Picture
Paw print at the crossing
On Christmas Eve, one of my best friends sent me an iPhone video that was nothing but blackness. “Make sure the volume is up” he told me.

Off in the distance, echoed and hollowed sounding, the howl of wolves. I imagined them, large paws padding the fresh snowfall, wending their way between the river-bottom firs.

What I know of wolves are speck-sized dust spots in my scope, the Lamar Valley, and so many head of elk running to and fro, careening like a flock of waxwings across the snow.

I was taught early on as a birder that the secret to identifying species is silhouette and context. The details get lost in the distance, the absence of glass to bring their barred and bibbed patterns in close a missed opportunity to tick a lifer off your list.

Nine o’clock in the morning. Late. The traffic of daily living already quieting. Sun high and a ribbon of inversion knitted together by the cold and rising. Priceless, but here, commonplace.

Click. Beautiful. Again.

The iPhone is a poor tool for such moments, but as the saying goes, a bad camera is better than no camera at all.

Besides, you don’t drive your preschooler to school thinking that on the way you’ll see wolves.

Picture
Black wolf, zoomed
The car was stopped. They came from the south. After two, I knew to wait. Accustomed to the ways of migratory shuffles, there are always more.

Black wolf. White snow. Cottonwoods. Grey wolf. Road. Grey wolf.

Three in all.

Lumbering and leggy, their run is a rocking-horse rock, their mouths the open mouths of carousel animals, bridleless. It’s full-out or nothing at all.

E watched along with me, speechless, a witness.

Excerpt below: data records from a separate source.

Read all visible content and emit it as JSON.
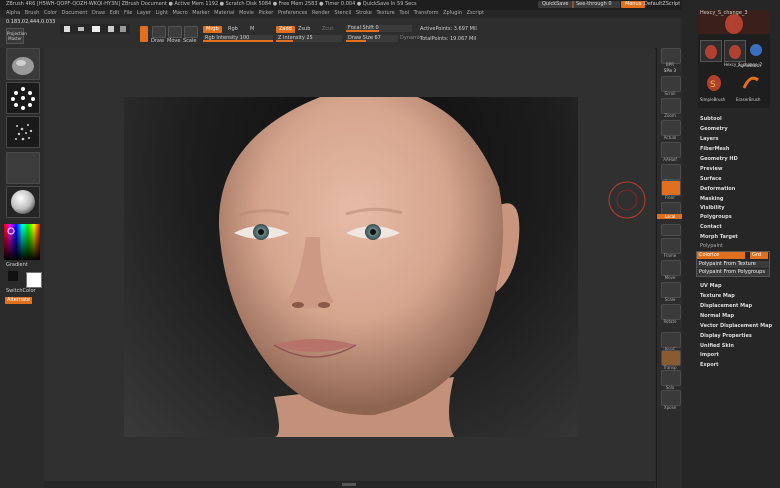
{
  "titlebar": {
    "title": "ZBrush 4R6  [H5WH-QOPF-QOZH-WKQI-HY3N]   ZBrush Document     ● Active Mem 1192 ● Scratch Disk 5084 ● Free Mem 2583 ● Timer 0.004 ● QuickSave In 59 Secs",
    "quicksave": "QuickSave",
    "seethrough": "See-through  0",
    "seethrough_level": 0.05,
    "menus": "Menus",
    "defaultzscript": "DefaultZScript"
  },
  "menubar": {
    "items": [
      "Alpha",
      "Brush",
      "Color",
      "Document",
      "Draw",
      "Edit",
      "File",
      "Layer",
      "Light",
      "Macro",
      "Marker",
      "Material",
      "Movie",
      "Picker",
      "Preferences",
      "Render",
      "Stencil",
      "Stroke",
      "Texture",
      "Tool",
      "Transform",
      "Zplugin",
      "Zscript"
    ]
  },
  "topshelf": {
    "projection_master": "Projection Master",
    "coords": "0.183,02,444,0.033",
    "edit": "Edit",
    "draw": "Draw",
    "move": "Move",
    "scale": "Scale",
    "rotate": "Rotate",
    "mrgb": "Mrgb",
    "rgb": "Rgb",
    "m": "M",
    "rgb_intensity": "Rgb Intensity 100",
    "zadd": "Zadd",
    "zsub": "Zsub",
    "zcut": "Zcut",
    "z_intensity": "Z Intensity 25",
    "focal_shift": "Focal Shift 0",
    "draw_size": "Draw Size 67",
    "dynamic": "Dynamic",
    "active_points": "ActivePoints: 3.697 Mil",
    "total_points": "TotalPoints: 19.067 Mil"
  },
  "lefttray": {
    "gradient": "Gradient",
    "switchcolor": "SwitchColor",
    "alternate": "Alternate"
  },
  "righttoolbar": {
    "bpr": "BPR",
    "spix": "SPix 3",
    "scroll": "Scroll",
    "zoom": "Zoom",
    "actual": "Actual",
    "aahalf": "AAHalf",
    "persp": "Persp",
    "floor": "Floor",
    "local": "Local",
    "frame": "Frame",
    "move": "Move",
    "scale": "Scale",
    "rotate": "Rotate",
    "polyf": "PolyF",
    "transp": "Transp",
    "solo": "Solo",
    "xpose": "Xpose"
  },
  "righttray": {
    "tool_name": "Hexcy_S_change_3",
    "tool_name_2": "Hexcy_S_change_2",
    "simple_brush": "SimpleBrush",
    "eraser_brush": "EraserBrush",
    "alpha_brush": "AlphaBrush",
    "menus_top": [
      "Subtool",
      "Geometry",
      "Layers",
      "FiberMesh",
      "Geometry HD",
      "Preview",
      "Surface",
      "Deformation",
      "Masking",
      "Visibility",
      "Polygroups",
      "Contact",
      "Morph Target"
    ],
    "polypaint_header": "Polypaint",
    "colorize": "Colorize",
    "grd": "Grd",
    "polypaint_from_texture": "Polypaint From Texture",
    "polypaint_from_polygroups": "Polypaint From Polygroups",
    "menus_bottom": [
      "UV Map",
      "Texture Map",
      "Displacement Map",
      "Normal Map",
      "Vector Displacement Map",
      "Display Properties",
      "Unified Skin",
      "Import",
      "Export"
    ]
  },
  "colors": {
    "accent": "#e0701e",
    "background": "#2b2b2b"
  }
}
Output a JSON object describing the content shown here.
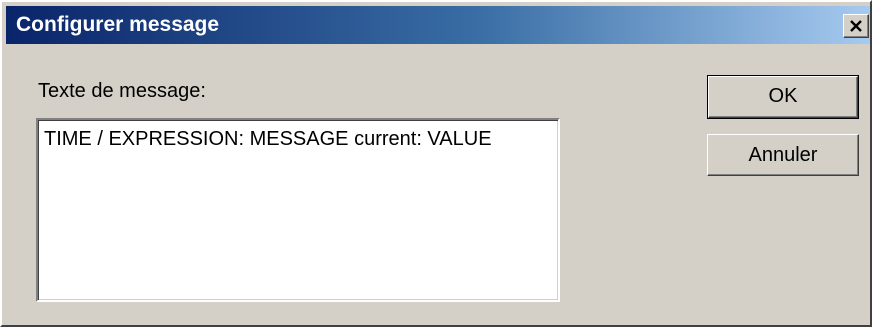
{
  "window": {
    "title": "Configurer message",
    "close_icon": "close-icon"
  },
  "form": {
    "prompt_label": "Texte de message:",
    "message_value": "TIME / EXPRESSION: MESSAGE current: VALUE"
  },
  "buttons": {
    "ok_label": "OK",
    "cancel_label": "Annuler"
  }
}
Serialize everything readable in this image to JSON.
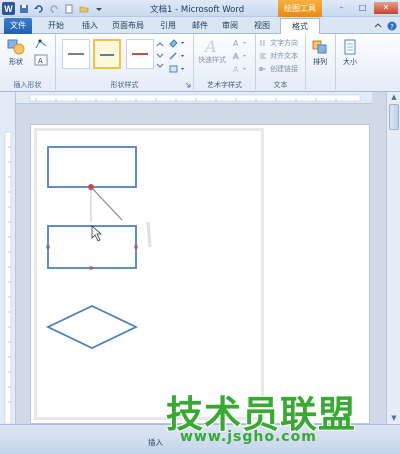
{
  "window": {
    "title": "文档1 - Microsoft Word",
    "context_tab": "绘图工具",
    "minimize": "–",
    "restore": "□",
    "close": "✕"
  },
  "qat": {
    "logo": "W",
    "save_icon": "save-icon",
    "undo_icon": "undo-icon",
    "redo_icon": "redo-icon"
  },
  "tabs": [
    {
      "label": "文件"
    },
    {
      "label": "开始"
    },
    {
      "label": "插入"
    },
    {
      "label": "页面布局"
    },
    {
      "label": "引用"
    },
    {
      "label": "邮件"
    },
    {
      "label": "审阅"
    },
    {
      "label": "视图"
    },
    {
      "label": "格式"
    }
  ],
  "ribbon": {
    "groups": {
      "insert_shapes": "插入形状",
      "shape_styles": "形状样式",
      "wordart_styles": "艺术字样式",
      "text": "文本"
    },
    "shapes_button": "形状",
    "quick_styles": "快速样式",
    "text_direction": "文字方向",
    "align_text": "对齐文本",
    "create_link": "创建链接",
    "arrange": "排列",
    "size": "大小",
    "colors": {
      "style1": "#7f7f7f",
      "style2": "#4f81bd",
      "style3": "#c0504d"
    }
  },
  "status": {
    "mode": "插入"
  },
  "watermark": {
    "text": "技术员联盟",
    "url": "www.jsgho.com"
  }
}
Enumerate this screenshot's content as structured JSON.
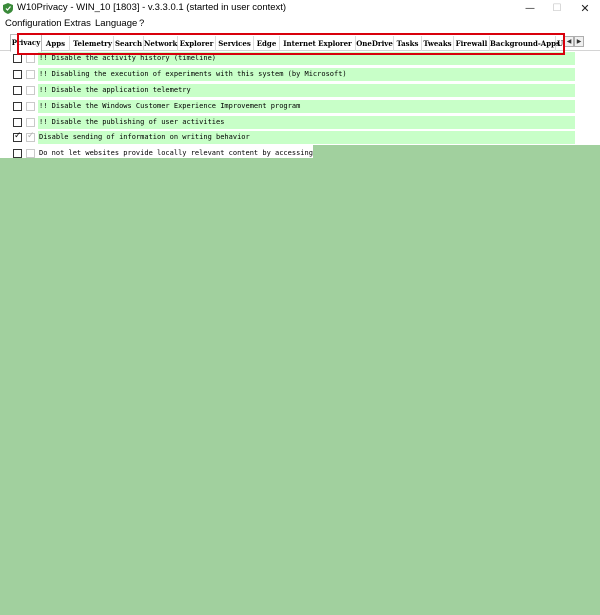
{
  "window": {
    "title": "W10Privacy - WIN_10 [1803]  - v.3.3.0.1 (started in user context)",
    "minimize": "—",
    "maximize": "☐",
    "close": "✕"
  },
  "menu": [
    "Configuration",
    "Extras",
    "Language",
    "?"
  ],
  "tabs": [
    {
      "label": "Privacy",
      "active": true
    },
    {
      "label": "Apps"
    },
    {
      "label": "Telemetry"
    },
    {
      "label": "Search"
    },
    {
      "label": "Network"
    },
    {
      "label": "Explorer"
    },
    {
      "label": "Services"
    },
    {
      "label": "Edge"
    },
    {
      "label": "Internet Explorer"
    },
    {
      "label": "OneDrive"
    },
    {
      "label": "Tasks"
    },
    {
      "label": "Tweaks"
    },
    {
      "label": "Firewall"
    },
    {
      "label": "Background-Apps"
    },
    {
      "label": "U"
    }
  ],
  "tab_scroll": {
    "left": "◀",
    "right": "▶"
  },
  "settings": [
    {
      "label": "!! Disable the activity history (timeline)",
      "checked": false
    },
    {
      "label": "!! Disabling the execution of experiments with this system (by Microsoft)",
      "checked": false
    },
    {
      "label": "!! Disable the application telemetry",
      "checked": false
    },
    {
      "label": "!! Disable the Windows Customer Experience Improvement program",
      "checked": false
    },
    {
      "label": "!! Disable the publishing of user activities",
      "checked": false
    },
    {
      "label": "Disable sending of information on writing behavior",
      "checked": true
    },
    {
      "label": "Do not let websites provide locally relevant content by accessing my lan",
      "checked": false
    }
  ],
  "colors": {
    "highlight_box": "#d8000c",
    "row_background": "#c8ffc8",
    "overlay": "#a1d09e"
  }
}
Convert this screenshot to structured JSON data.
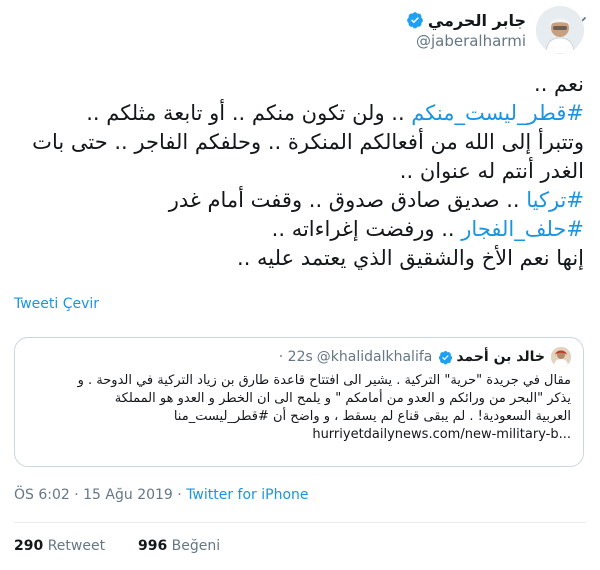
{
  "tweet": {
    "author_name": "جابر الحرمي",
    "author_handle": "@jaberalharmi",
    "lines": [
      {
        "text": "نعم ..",
        "hashtag": ""
      },
      {
        "hashtag": "#قطر_ليست_منكم",
        "text": " .. ولن تكون منكم .. أو تابعة مثلكم .."
      },
      {
        "text": "وتتبرأ إلى الله من أفعالكم المنكرة .. وحلفكم الفاجر .. حتى بات",
        "hashtag": ""
      },
      {
        "text": "الغدر أنتم له عنوان ..",
        "hashtag": ""
      },
      {
        "hashtag": "#تركيا",
        "text": " .. صديق صادق صدوق .. وقفت أمام غدر"
      },
      {
        "hashtag": "#حلف_الفجار",
        "text": " .. ورفضت إغراءاته .."
      },
      {
        "text": "إنها نعم الأخ والشقيق الذي يعتمد عليه ..",
        "hashtag": ""
      }
    ],
    "translate_label": "Tweeti Çevir",
    "timestamp": "ÖS 6:02 · 15 Ağu 2019 · ",
    "client": "Twitter for iPhone",
    "retweets": "290",
    "retweets_label": "Retweet",
    "likes": "996",
    "likes_label": "Beğeni"
  },
  "quoted": {
    "name": "خالد بن أحمد",
    "handle": "@khalidalkhalifa",
    "time": "· 22s",
    "lines": [
      "مقال في جريدة \"حرية\" التركية . يشير الى افتتاح قاعدة طارق بن زياد التركية في الدوحة . و",
      "يذكر \"البحر من ورائكم و العدو من أمامكم \" و يلمح الى ان الخطر و العدو هو المملكة",
      "العربية السعودية! . لم يبقى قناع لم يسقط ، و واضح أن #قطر_ليست_منا"
    ],
    "url": "hurriyetdailynews.com/new-military-b..."
  },
  "colors": {
    "link": "#1b95e0",
    "verified": "#1da1f2",
    "muted": "#657786",
    "border": "#ccd6dd"
  },
  "icons": [
    "chevron-down-icon",
    "verified-badge-icon"
  ]
}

Much later, on the way home, we searched out the tracks, the place where the wolves crossed the road. I sunk, thigh deep into the sage flats and compared my palm to their paw, the way their tails cantilevered their gait against the awkward pull of the snow, wet and spring-like by midday.

I was still half-thinking we had somehow, the two of us, conjured the whole thing.

It wasn’t until later that I realized there, in my iPhone camera, in the big, wide view, the first black wolf is there. You can see him!

Not at all a ghost: opaque, pricked ears, that wild tail.